“How is your school going Mom?”
A sincere question, but I cringed. We were having our morning chat during the twenty minute drive to school. I looked at the picturesque farms with their rolling landscapes. Still beautiful, even on this rainy morning.
I felt privileged. I live a life I couldn’t have imagined growing up.
Eight months ago, Owen’s question might have brought on tears, but these are the moments that remind me, God is always working. There are always miracles happening.
Me: I had to quit Owen.
Owen: Oh, how come?
Two years ago I wrote an essay for SheLoves Magazine. It was a big, scary story for me to tell, my insecurity of being uneducated and finding myself doing life with deep thinkers, writers and scholars.
After the piece published I felt empowered and signed up for an online course to complete my high school English. Then I had to explain to Owen I had dropped out of high school. It was the first time I was revealing a piece of my past I wasn’t proud of.
He was surprised to find out his mom had dropped out of high school. More surprised than I had thought he would be.
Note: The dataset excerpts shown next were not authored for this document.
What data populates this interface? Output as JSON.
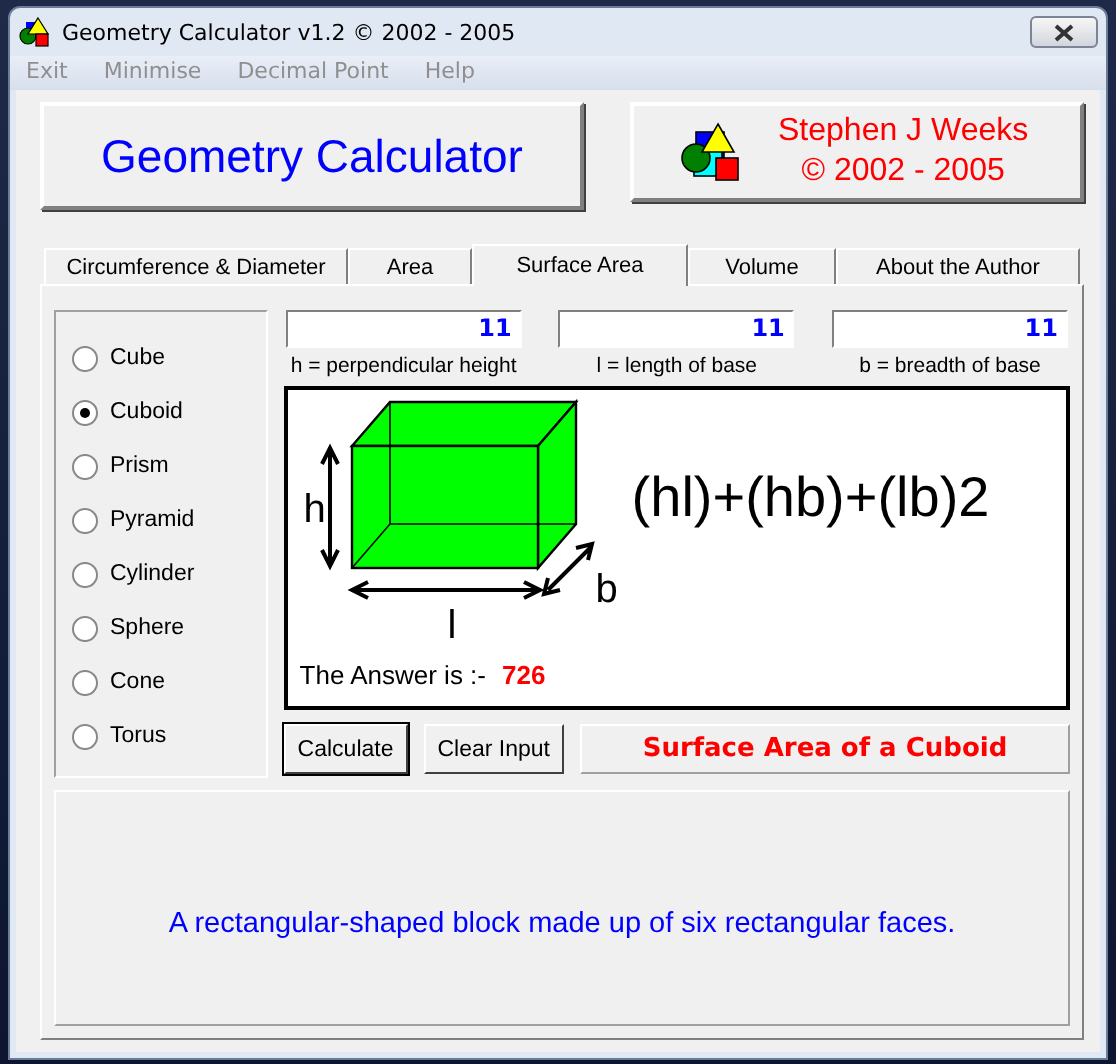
{
  "window": {
    "title": "Geometry Calculator v1.2 ©  2002 - 2005"
  },
  "menu": [
    "Exit",
    "Minimise",
    "Decimal Point",
    "Help"
  ],
  "header": {
    "title": "Geometry Calculator",
    "author": "Stephen J Weeks",
    "copyright": "© 2002 - 2005"
  },
  "tabs": [
    {
      "label": "Circumference & Diameter",
      "selected": false
    },
    {
      "label": "Area",
      "selected": false
    },
    {
      "label": "Surface Area",
      "selected": true
    },
    {
      "label": "Volume",
      "selected": false
    },
    {
      "label": "About the Author",
      "selected": false
    }
  ],
  "shapes": [
    {
      "label": "Cube",
      "selected": false
    },
    {
      "label": "Cuboid",
      "selected": true
    },
    {
      "label": "Prism",
      "selected": false
    },
    {
      "label": "Pyramid",
      "selected": false
    },
    {
      "label": "Cylinder",
      "selected": false
    },
    {
      "label": "Sphere",
      "selected": false
    },
    {
      "label": "Cone",
      "selected": false
    },
    {
      "label": "Torus",
      "selected": false
    }
  ],
  "inputs": [
    {
      "value": "11",
      "label": "h = perpendicular height"
    },
    {
      "value": "11",
      "label": "l = length of base"
    },
    {
      "value": "11",
      "label": "b = breadth of base"
    }
  ],
  "diagram": {
    "h_label": "h",
    "l_label": "l",
    "b_label": "b",
    "formula": "(hl)+(hb)+(lb)2",
    "answer_label": "The Answer is :-",
    "answer": "726"
  },
  "buttons": [
    "Calculate",
    "Clear Input"
  ],
  "result_title": "Surface Area of a Cuboid",
  "description": "A rectangular-shaped block made up of six rectangular faces."
}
My husband and I talk a lot about the importance of education with him, it was hard for him to comprehend I was not.
I started the course, but the work load, a toddler, and a few of life’s curve balls had me in way over my head.
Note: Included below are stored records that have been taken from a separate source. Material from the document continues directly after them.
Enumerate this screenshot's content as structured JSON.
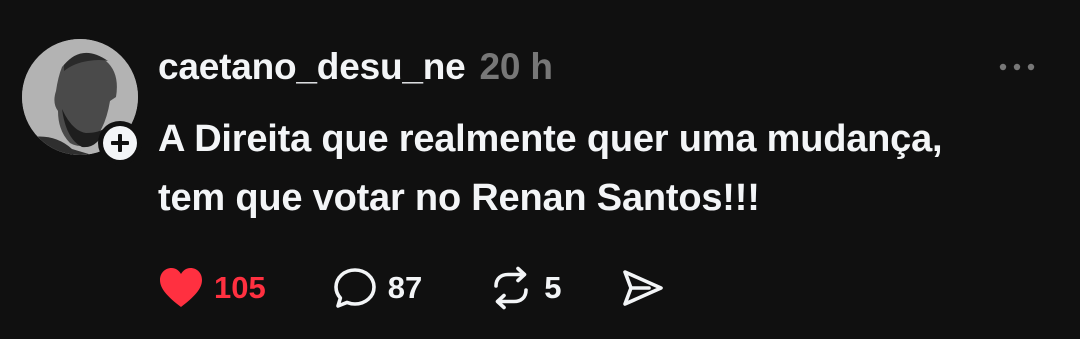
{
  "post": {
    "username": "caetano_desu_ne",
    "time": "20 h",
    "text_lines": [
      "A Direita que realmente quer uma mudança,",
      "tem que votar no Renan Santos!!!"
    ],
    "actions": {
      "like": {
        "icon": "heart-filled-icon",
        "count": "105",
        "liked": true,
        "color": "#ff3040"
      },
      "reply": {
        "icon": "comment-bubble-icon",
        "count": "87"
      },
      "repost": {
        "icon": "repost-arrows-icon",
        "count": "5"
      },
      "share": {
        "icon": "send-icon"
      }
    },
    "more_icon": "more-horizontal-icon",
    "follow_icon": "plus-icon"
  },
  "theme": {
    "background": "#101010",
    "text": "#f3f5f7",
    "muted": "#777777",
    "like_color": "#ff3040"
  }
}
I put my books away, but whenever I came across them, they would remind of my failure.
To make matters worse, what I did learn during my brief period of study showed me how little I actually knew. So I stopped writing. I became embarrassed about my poorly constructed essays floating in cyberspace.
I gave up my dream.
I allowed fear to paralyze me.
Although I was uneducated and as ridiculous as the dream seemed, I felt called to write.
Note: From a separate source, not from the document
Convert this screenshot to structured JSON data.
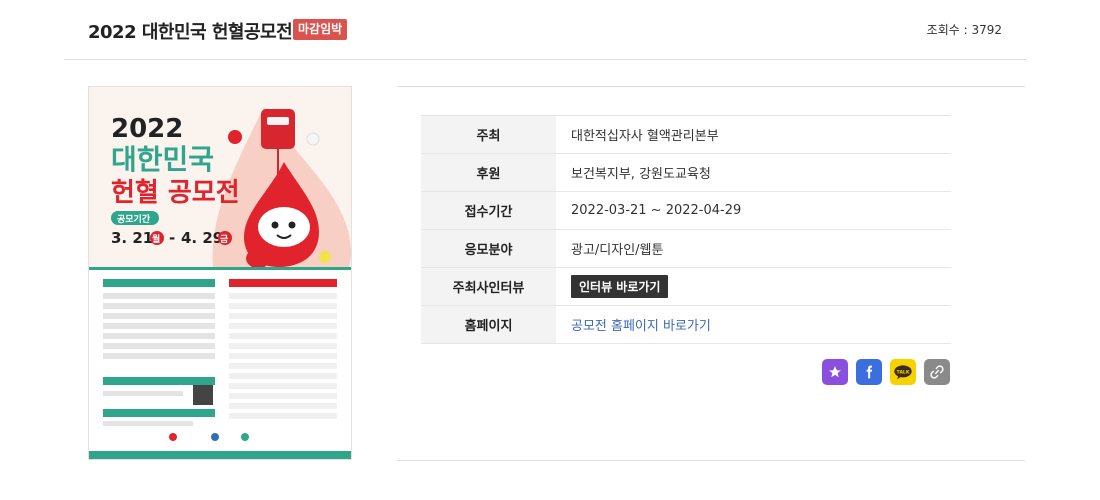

It’s hard go through life with a dream dying inside of you.
I worried about letting Owen know I had quit. The example it could give to my impressionable little boy. Was I teaching him how to be l like me?
I have raised my kids with my story chasing me, dreading the day that I may stand in judgement before them.
I have tried to carve out a normal life from an abnormal past. My childhood had some really tough years and probably more pain than a lifetime should hold.
I went into adulthood damaged and hurting. I made a lot of mistakes, a lot of bad choices. But God rescued me.
I knew that I would need to find a way to live with my past, with the things I could never be proud of.
Because even when I had reconciled with God and my sins had been erased in heaven, my earthly truth still haunted me.
I wondered how much I would have to tell Owen. If he would understand.
Which sin will be too much too forgive?
As I relive my past, will I feel defeated with each passing memory?
My failure at school was small, but now having failed again I wondered if I could ever really leave that part of me behind.
I imagined losing the respect of my little boy, who I have loved since the day I brought him into this world.
Owen is approaching the age where the smoke and mirrors disappear and our kids see our mistakes. They notice our flaws. They see our humanity.
Last year a random conversation started up with a Facebook acquaintance. I had just started my new blog, and was trying to overcome the voices that said I shouldn’t and couldn’t. I was still living under “failure”.
I don’t even know how it began, but in those brief exchanges, I learned that at fifty years old, this woman had returned to school and earned a couple of degrees.
It was one of those God timed, conversations.
As I read her words, I felt tears rolling down my cheeks. The healing kind, that tell your soul you are going to be okay.
I still have a lifetime.
Me: Owen, I had to stop school for now, my life is busy with having your little brother at home, I don’t think it was the best timing.
Owen: Yeah, that makes sense. (pauses for thought) Mom? Maybe you should do it when he is five?
Me: That would be a much better age. But I am still writing Owen. I have a mentor to help me, so I am doing what I love. Do you know what a mentor is Owen?
Owen: Ummm, sort of.
Me: It would be like if a really good hockey player took you under his wing and taught you some new skills. It is when we personally pass on knowledge to someone to help them grow and better themselves.“
Owen: Oh. It’s like Jesus with his disciples!
I grin from ear to ear.
There is one thing that Owen has that I didn’t while growing up. It’s the name that says everything is going to be alright. It holds the promise of grace, new beginnings and eternal endings.
Did I mention Owen is a genius?
Have you struggled here friends?
I wonder if it will be life and circumstances that will show us what to tell our kids?